Migration of Type III Secretion System Transcriptional Regulators Links Gene Expression to Secretion
Spyridoula N. Charova,
Anastasia D. Gazi,
Efstratios Mylonas,
Charalambos Pozidis,
Blanca Sabarit,
Dimitrios Anagnostou,
Konstantina Psatha,
Michalis Aivaliotis,
Carmen R. Beuzon,
Nickolas J. Panopoulos,
Michael Kokkinidis
Affiliations
Spyridoula N. Charova
Institute of Molecular Biology and Biotechnology, Foundation for Research and Technology–Hellas (IMBB-FORTH), Heraklion, Crete, Greece
Anastasia D. Gazi
Institute of Molecular Biology and Biotechnology, Foundation for Research and Technology–Hellas (IMBB-FORTH), Heraklion, Crete, Greece
Efstratios Mylonas
Institute of Molecular Biology and Biotechnology, Foundation for Research and Technology–Hellas (IMBB-FORTH), Heraklion, Crete, Greece
Charalambos Pozidis
Institute of Molecular Biology and Biotechnology, Foundation for Research and Technology–Hellas (IMBB-FORTH), Heraklion, Crete, Greece
Blanca Sabarit
Instituto de Hortofruticultura Subtropical y Mediterranea La Mayora, Universidad de Málaga-Consejo Superior de Investigaciones Científicas (IHSM-UMA-CSIC), Departamento de Biología Celular, Genética y Fisiología, Málaga, Spain
Dimitrios Anagnostou
Department of Biology, University of Crete, Heraklion, Crete, Greece
Konstantina Psatha
Institute of Molecular Biology and Biotechnology, Foundation for Research and Technology–Hellas (IMBB-FORTH), Heraklion, Crete, Greece
Michalis Aivaliotis
Institute of Molecular Biology and Biotechnology, Foundation for Research and Technology–Hellas (IMBB-FORTH), Heraklion, Crete, Greece
Carmen R. Beuzon
Instituto de Hortofruticultura Subtropical y Mediterranea La Mayora, Universidad de Málaga-Consejo Superior de Investigaciones Científicas (IHSM-UMA-CSIC), Departamento de Biología Celular, Genética y Fisiología, Málaga, Spain
Nickolas J. Panopoulos
Department of Biology, University of Crete, Heraklion, Crete, Greece
Michael Kokkinidis
Institute of Molecular Biology and Biotechnology, Foundation for Research and Technology–Hellas (IMBB-FORTH), Heraklion, Crete, Greece
ABSTRACT Many plant-pathogenic bacteria of considerable economic importance rely on type III secretion systems (T3SSs) of the Hrc-Hrp 1 family to subvert their plant hosts.

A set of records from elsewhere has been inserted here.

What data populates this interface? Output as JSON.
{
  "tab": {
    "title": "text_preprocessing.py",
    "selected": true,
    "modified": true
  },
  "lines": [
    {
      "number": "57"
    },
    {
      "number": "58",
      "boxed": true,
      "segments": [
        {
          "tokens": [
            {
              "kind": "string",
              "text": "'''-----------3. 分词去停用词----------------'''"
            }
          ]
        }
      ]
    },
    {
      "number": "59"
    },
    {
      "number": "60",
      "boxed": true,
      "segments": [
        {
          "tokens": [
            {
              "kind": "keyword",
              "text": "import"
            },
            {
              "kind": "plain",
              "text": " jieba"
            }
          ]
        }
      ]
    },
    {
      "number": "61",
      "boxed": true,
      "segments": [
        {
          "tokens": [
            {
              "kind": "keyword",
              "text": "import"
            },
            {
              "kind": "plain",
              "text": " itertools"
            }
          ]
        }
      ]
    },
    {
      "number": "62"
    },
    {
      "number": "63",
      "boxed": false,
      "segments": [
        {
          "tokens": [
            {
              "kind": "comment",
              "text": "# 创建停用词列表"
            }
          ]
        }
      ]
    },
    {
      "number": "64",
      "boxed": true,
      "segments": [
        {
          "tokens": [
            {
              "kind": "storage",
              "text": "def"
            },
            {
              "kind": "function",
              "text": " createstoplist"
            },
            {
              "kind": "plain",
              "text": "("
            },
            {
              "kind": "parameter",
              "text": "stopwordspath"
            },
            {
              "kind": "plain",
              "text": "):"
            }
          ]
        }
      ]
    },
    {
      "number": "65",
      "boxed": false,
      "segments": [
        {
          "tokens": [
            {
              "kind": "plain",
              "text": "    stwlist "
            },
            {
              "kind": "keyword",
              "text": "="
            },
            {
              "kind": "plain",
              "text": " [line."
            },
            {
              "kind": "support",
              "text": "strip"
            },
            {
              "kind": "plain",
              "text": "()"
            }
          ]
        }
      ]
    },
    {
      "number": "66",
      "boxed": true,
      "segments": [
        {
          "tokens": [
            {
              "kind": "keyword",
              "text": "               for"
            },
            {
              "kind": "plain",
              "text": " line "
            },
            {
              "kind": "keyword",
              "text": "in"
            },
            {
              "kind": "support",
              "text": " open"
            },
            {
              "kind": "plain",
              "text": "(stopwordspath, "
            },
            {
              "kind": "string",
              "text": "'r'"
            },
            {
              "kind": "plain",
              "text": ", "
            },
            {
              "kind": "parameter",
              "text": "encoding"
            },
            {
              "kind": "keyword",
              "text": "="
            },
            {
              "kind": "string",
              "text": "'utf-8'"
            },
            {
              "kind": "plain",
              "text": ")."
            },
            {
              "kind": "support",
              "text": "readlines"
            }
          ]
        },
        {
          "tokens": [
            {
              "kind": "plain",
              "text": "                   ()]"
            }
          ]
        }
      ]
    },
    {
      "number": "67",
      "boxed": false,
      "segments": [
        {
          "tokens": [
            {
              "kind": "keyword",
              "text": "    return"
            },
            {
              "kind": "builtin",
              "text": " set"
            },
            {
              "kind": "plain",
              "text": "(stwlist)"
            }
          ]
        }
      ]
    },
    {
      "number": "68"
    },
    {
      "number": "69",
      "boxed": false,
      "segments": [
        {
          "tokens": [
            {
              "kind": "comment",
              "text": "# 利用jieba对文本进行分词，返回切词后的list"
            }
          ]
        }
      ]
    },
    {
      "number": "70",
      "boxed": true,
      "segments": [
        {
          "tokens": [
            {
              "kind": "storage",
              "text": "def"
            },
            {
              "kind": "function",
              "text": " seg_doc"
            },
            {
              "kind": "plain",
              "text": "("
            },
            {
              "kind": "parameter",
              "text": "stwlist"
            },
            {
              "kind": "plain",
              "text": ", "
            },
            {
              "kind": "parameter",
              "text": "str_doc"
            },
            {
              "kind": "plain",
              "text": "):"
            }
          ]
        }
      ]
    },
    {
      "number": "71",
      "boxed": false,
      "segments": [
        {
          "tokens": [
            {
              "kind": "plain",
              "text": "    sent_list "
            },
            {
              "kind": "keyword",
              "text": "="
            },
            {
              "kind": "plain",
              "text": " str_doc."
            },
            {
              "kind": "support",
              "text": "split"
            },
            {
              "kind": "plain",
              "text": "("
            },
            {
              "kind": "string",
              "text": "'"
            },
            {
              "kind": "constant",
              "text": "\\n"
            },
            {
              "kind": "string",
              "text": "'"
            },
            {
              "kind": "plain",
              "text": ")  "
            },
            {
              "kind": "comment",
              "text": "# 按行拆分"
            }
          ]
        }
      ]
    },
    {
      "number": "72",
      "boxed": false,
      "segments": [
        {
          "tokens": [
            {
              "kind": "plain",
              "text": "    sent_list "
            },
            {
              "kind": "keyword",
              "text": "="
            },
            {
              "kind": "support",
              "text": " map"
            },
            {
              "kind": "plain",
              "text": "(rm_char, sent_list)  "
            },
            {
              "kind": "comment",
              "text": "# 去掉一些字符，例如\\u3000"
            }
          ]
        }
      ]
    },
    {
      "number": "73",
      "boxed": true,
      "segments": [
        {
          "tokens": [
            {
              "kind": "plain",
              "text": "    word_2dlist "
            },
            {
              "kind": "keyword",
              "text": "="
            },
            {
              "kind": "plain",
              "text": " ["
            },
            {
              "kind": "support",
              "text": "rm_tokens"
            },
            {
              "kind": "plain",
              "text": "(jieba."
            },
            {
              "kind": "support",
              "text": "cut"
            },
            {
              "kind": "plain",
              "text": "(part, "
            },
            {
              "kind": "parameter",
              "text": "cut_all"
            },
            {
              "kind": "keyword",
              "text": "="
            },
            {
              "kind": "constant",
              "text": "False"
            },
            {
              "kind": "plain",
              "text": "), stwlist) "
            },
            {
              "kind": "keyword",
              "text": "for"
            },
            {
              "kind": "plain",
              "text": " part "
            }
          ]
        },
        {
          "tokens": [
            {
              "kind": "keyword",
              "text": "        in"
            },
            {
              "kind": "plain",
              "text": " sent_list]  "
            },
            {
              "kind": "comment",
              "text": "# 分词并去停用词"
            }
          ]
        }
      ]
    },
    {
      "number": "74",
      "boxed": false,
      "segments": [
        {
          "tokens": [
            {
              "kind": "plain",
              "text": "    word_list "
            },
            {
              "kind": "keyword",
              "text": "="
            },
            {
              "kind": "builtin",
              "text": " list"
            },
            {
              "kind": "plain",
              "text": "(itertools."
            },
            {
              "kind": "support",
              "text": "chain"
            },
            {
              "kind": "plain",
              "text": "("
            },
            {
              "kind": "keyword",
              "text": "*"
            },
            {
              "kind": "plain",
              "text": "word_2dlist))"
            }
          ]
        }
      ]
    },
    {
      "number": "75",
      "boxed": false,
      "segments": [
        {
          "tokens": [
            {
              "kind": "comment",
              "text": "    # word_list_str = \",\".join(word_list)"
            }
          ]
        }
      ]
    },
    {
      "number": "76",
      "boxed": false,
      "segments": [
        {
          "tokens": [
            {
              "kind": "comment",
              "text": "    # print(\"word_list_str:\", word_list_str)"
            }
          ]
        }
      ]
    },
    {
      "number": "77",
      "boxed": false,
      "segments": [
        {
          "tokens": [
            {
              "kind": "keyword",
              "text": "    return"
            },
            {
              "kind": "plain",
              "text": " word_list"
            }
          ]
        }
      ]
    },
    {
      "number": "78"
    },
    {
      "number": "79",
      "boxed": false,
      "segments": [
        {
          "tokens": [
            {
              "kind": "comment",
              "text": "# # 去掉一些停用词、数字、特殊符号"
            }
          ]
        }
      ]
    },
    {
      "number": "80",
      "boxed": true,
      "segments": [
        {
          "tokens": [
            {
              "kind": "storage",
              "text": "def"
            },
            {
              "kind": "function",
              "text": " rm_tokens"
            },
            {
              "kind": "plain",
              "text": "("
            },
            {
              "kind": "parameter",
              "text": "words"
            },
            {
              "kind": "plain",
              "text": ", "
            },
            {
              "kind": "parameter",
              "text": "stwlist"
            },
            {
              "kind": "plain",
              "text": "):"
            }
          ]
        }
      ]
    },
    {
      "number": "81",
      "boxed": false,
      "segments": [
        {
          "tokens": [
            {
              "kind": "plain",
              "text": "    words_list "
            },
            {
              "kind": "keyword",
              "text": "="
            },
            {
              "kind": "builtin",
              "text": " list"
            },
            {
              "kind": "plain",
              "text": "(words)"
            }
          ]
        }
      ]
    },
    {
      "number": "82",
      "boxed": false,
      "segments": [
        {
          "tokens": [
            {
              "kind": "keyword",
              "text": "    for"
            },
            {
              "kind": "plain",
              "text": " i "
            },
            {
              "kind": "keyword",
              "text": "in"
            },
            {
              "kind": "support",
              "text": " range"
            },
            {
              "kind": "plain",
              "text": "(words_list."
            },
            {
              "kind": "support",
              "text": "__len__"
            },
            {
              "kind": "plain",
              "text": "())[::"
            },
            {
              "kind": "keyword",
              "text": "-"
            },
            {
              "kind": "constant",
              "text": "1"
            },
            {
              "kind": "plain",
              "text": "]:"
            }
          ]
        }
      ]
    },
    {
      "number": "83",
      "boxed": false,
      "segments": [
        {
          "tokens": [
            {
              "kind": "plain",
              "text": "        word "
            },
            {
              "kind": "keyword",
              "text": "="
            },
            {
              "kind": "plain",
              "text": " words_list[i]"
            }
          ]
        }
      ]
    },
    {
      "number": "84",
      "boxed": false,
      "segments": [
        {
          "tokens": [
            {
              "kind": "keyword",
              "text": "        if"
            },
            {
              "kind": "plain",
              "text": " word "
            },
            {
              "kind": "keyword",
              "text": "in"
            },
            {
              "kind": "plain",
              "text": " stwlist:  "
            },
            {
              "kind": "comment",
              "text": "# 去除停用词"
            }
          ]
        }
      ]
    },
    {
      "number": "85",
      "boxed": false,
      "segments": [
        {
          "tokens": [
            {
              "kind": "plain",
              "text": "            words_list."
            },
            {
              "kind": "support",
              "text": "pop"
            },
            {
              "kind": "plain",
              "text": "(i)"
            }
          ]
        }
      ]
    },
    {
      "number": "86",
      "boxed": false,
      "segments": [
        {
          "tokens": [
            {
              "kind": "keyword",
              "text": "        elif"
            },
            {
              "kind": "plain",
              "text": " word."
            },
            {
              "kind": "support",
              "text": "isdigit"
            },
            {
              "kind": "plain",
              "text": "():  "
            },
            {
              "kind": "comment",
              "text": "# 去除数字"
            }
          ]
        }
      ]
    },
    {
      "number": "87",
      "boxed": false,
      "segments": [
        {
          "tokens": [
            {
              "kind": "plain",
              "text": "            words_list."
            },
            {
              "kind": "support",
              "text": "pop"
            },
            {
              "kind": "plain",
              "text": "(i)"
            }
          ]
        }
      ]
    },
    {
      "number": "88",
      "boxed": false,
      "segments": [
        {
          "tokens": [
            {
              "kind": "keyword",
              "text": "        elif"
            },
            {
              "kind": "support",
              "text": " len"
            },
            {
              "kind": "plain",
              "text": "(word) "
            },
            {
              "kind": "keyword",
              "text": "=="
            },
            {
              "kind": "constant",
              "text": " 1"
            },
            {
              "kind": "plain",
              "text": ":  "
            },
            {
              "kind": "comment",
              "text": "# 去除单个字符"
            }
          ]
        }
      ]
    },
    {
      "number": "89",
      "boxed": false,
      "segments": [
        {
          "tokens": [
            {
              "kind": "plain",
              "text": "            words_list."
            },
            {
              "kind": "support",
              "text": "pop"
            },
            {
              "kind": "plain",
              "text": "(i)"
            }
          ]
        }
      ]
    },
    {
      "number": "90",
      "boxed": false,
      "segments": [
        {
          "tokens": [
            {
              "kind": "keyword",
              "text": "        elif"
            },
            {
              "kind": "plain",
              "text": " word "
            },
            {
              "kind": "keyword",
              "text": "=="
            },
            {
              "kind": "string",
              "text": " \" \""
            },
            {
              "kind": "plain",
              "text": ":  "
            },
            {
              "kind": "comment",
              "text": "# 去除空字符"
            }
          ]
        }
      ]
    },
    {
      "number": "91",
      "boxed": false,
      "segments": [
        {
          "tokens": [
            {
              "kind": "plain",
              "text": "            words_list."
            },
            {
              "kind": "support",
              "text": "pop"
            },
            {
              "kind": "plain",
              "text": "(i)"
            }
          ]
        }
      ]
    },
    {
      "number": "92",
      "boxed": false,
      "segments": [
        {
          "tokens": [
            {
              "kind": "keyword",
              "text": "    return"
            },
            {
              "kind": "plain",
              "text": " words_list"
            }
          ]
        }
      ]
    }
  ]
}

T3SS gene expression is regulated through the HrpG and HrpV proteins, while secretion is controlled by the gatekeeper HrpJ. A link between the two mechanisms was so far unknown. Here, we show that a mechanistic coupling exists between the expression and secretion cascades through the direct binding of the HrpG/HrpV heterodimer, acting as a T3SS chaperone, to HrpJ. The ternary complex is docked to the cytoplasmic side of the inner bacterial membrane and orchestrates intermediate substrate secretion, without affecting early substrate secretion. The anchoring of the ternary complex to the membranes potentially keeps HrpG/HrpV away from DNA. In their multiple roles as transcriptional regulators and gatekeeper chaperones, HrpV/HrpG provide along with HrpJ potentially attractive targets for antibacterial strategies. IMPORTANCE On the basis of scientific/economic importance, Pseudomonas syringae and Erwinia amylovora are considered among the top 10 plant-pathogenic bacteria in molecular plant pathology. Both employ type III secretion systems (T3SSs) of the Hrc-Hrp 1 family to subvert their plant hosts. For Hrc-Hrp 1, no functional link was known between the key processes of T3SS gene expression and secretion. Here, we show that a mechanistic coupling exists between expression and secretion cascades, through formation of a ternary complex involving the T3SS proteins HrpG, HrpV, and HrpJ. Our results highlight the functional and structural properties of a hitherto-unknown complex which orchestrates intermediate T3SS substrate secretion and may lead to better pathogen control through novel targets for antibacterial strategies.